Le film soulève pourtant des questions passionnantes : jusqu'où l'homme est-il prêt à aller pour percer le mystère de la mort ? L'au-delà, même prouvé, est-il une promesse ou un piège ? Malheureusement, les pistes ouvertes restent inexplorées, et la réflexion, au lieu d'être stimulante, finit par se diluer dans une intrigue qui hésite entre drame intimiste et récit d'anticipation. À force de ne pas choisir son angle, le film donne l'impression de n'être qu'une succession de scènes où l'on effleure le sujet sans jamais l'embrasser pleinement.
Côté mise en scène, Charlie McDowell joue la carte de la sobriété, avec une photographie froide et une réalisation épurée. Certains plans sont réussis, notamment ceux qui traduisent l'étrangeté de ce monde où la mort a perdu son tabou, mais l'ensemble manque de souffle. La bande-son, discrète, accompagne bien l'atmosphère pesante, mais ne parvient pas à compenser le manque de tension dramatique.

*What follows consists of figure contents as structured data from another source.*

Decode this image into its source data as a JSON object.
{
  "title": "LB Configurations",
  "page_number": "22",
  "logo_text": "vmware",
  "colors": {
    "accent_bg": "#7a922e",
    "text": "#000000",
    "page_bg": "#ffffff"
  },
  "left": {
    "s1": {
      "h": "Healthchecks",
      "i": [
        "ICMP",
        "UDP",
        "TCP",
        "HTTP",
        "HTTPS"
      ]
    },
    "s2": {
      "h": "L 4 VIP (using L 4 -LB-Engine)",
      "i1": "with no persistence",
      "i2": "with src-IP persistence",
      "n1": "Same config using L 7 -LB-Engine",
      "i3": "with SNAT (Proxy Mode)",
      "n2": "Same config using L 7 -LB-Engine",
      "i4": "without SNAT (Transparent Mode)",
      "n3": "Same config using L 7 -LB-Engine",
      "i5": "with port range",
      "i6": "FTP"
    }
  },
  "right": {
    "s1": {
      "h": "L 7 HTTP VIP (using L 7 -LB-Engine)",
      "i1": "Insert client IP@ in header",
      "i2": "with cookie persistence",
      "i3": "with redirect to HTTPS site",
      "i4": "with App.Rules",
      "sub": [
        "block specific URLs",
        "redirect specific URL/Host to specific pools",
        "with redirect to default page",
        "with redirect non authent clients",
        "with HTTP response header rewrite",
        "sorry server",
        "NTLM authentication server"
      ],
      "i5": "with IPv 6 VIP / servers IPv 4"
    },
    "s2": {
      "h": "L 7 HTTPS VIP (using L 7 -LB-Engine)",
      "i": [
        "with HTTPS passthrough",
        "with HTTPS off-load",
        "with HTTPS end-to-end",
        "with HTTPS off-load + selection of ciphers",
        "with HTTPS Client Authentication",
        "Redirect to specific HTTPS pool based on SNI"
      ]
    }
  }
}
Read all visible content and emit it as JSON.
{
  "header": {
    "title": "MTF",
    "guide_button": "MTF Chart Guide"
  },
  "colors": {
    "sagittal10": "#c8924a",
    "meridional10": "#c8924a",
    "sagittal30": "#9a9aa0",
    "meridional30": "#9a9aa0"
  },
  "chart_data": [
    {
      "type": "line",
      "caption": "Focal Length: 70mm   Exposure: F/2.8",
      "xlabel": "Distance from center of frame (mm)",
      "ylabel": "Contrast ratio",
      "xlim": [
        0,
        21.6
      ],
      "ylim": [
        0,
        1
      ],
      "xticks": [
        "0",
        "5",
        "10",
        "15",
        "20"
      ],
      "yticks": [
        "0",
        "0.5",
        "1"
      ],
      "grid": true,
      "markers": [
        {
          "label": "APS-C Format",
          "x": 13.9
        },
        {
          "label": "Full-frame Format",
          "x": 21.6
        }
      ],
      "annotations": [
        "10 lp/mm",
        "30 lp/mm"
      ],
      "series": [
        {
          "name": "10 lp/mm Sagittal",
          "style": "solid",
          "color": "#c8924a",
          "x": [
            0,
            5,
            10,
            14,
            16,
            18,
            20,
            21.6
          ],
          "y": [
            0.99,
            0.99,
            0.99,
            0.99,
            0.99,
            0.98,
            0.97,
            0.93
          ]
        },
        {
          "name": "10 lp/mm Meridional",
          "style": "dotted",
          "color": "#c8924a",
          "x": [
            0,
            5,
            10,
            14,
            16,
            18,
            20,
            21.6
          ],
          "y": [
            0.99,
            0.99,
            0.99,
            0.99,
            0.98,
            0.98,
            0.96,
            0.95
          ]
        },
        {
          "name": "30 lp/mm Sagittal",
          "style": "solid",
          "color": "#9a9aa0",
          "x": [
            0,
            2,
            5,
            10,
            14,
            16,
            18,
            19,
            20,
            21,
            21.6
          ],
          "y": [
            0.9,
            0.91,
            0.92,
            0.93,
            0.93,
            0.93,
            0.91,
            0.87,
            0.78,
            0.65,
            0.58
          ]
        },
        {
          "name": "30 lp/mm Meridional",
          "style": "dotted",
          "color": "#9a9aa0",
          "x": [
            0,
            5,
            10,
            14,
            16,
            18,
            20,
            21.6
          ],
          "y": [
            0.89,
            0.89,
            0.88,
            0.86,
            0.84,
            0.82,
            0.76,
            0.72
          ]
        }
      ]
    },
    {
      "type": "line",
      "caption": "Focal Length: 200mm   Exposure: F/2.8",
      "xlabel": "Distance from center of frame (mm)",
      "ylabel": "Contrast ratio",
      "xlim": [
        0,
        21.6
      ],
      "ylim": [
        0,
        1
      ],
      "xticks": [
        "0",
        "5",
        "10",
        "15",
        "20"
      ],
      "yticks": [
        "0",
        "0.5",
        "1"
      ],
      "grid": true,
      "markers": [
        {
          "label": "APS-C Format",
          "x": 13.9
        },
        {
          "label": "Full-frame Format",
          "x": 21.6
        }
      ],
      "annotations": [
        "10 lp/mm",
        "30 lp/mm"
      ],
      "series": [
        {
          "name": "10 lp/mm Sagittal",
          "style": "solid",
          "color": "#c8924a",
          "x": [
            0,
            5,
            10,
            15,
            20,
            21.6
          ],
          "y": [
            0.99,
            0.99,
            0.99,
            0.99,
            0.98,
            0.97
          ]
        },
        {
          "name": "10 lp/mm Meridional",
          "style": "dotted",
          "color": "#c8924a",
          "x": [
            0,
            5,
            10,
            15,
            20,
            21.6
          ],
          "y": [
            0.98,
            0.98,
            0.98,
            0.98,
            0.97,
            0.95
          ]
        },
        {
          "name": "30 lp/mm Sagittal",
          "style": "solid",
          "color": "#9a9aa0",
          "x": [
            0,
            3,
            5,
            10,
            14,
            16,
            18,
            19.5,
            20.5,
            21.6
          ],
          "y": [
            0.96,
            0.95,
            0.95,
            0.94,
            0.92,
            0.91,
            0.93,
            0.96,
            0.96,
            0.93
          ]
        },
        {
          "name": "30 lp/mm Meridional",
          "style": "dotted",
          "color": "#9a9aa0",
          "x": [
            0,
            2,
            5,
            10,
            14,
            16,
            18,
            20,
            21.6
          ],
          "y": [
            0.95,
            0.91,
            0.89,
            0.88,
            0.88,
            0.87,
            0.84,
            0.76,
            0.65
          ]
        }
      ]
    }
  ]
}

Les acteurs, pourtant talentueux, ne parviennent pas à transcender un script qui les bride. Robert Redford, qu'on aurait pu espérer plus magnétique, semble effacé, tandis que Jason Segel, bien que crédible dans un rôle à contre-emploi, peine à captiver. Rooney Mara tire son épingle du jeu en injectant un peu de trouble et de fragilité à son personnage, mais cela ne suffit pas à donner du relief au film.
Au final, The discovery reste une proposition intrigante mais inaboutie. Trop hésitant dans sa direction, il échoue à exploiter tout le potentiel de son idée de départ et se perd dans un récit trop froid pour émouvoir et trop peu maîtrisé pour captiver. Un film qui aurait pu marquer les esprits mais qui, au final, laisse peu de traces une fois le générique de fin déroulé.